One martyr is one martyr too many. Martyrs look good on posters, but one mother’s broken heart is one broken heart too many. Scream, make some noise, before the J20 defendants become martyrs, become symbols. They shouldn’t be symbols — they should be drinkers of coffee, makers of silkscreens, sleepers in class, skaters of sidewalks, boilers of soup, readers of sports scores, inhalers of weed and Tolkien.

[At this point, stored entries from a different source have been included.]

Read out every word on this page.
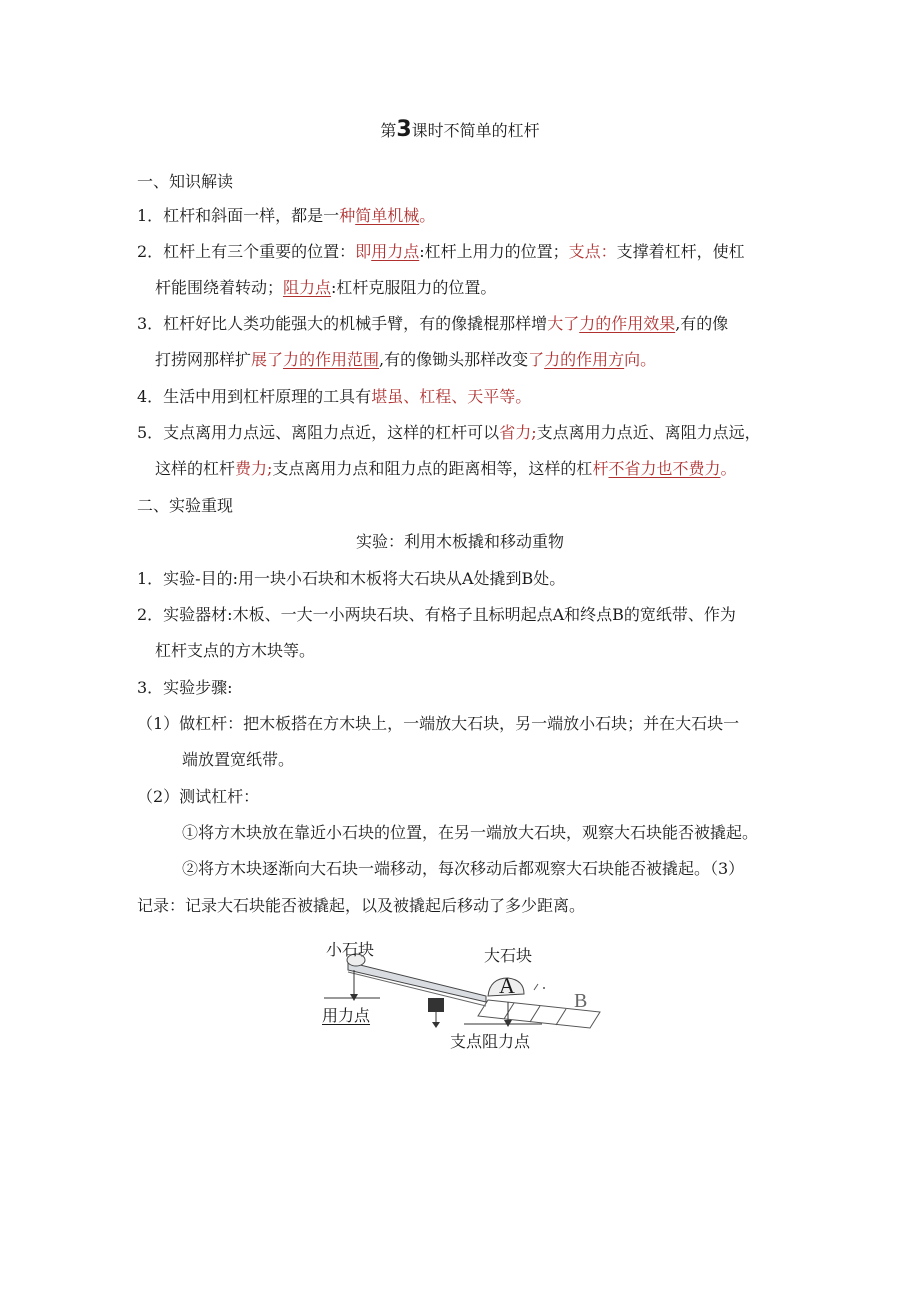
第3课时不简单的杠杆
一、知识解读
1．杠杆和斜面一样，都是一种简单机械。
2．杠杆上有三个重要的位置：即用力点:杠杆上用力的位置；支点：支撑着杠杆，使杠
杆能围绕着转动；阻力点:杠杆克服阻力的位置。
3．杠杆好比人类功能强大的机械手臂，有的像撬棍那样增大了力的作用效果,有的像
打捞网那样扩展了力的作用范围,有的像锄头那样改变了力的作用方向。
4．生活中用到杠杆原理的工具有堪虽、杠程、天平等。
5．支点离用力点远、离阻力点近，这样的杠杆可以省力;支点离用力点近、离阻力点远，
这样的杠杆费力;支点离用力点和阻力点的距离相等，这样的杠杆不省力也不费力。
二、实验重现
实验：利用木板撬和移动重物
1．实验-目的:用一块小石块和木板将大石块从A处撬到B处。
2．实验器材:木板、一大一小两块石块、有格子且标明起点A和终点B的宽纸带、作为
杠杆支点的方木块等。
3．实验步骤:
（1）做杠杆：把木板搭在方木块上，一端放大石块，另一端放小石块；并在大石块一
端放置宽纸带。
（2）测试杠杆：
①将方木块放在靠近小石块的位置，在另一端放大石块，观察大石块能否被撬起。
②将方木块逐渐向大石块一端移动，每次移动后都观察大石块能否被撬起。（3）
记录：记录大石块能否被撬起，以及被撬起后移动了多少距离。
小石块	大石块
A
B
用力点
支点阻力点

I grew up believing that Rock’n’roll was synonymous with freedom, and freedom is synonymous with, fueled by, shaped by, and revitalized by, dissent. So where are you, Rock’n’roll? If you can’t even whimper at the plight of some young people who actually physically articulated the rage you wake up with every day, where are you going to be when things get really tough? Where are you going to be when they start wars, stop elections, shutter newspapers, all while waving the cross and the flag? Will you be saying, “But I am watching Fallon! Do you think those are real?”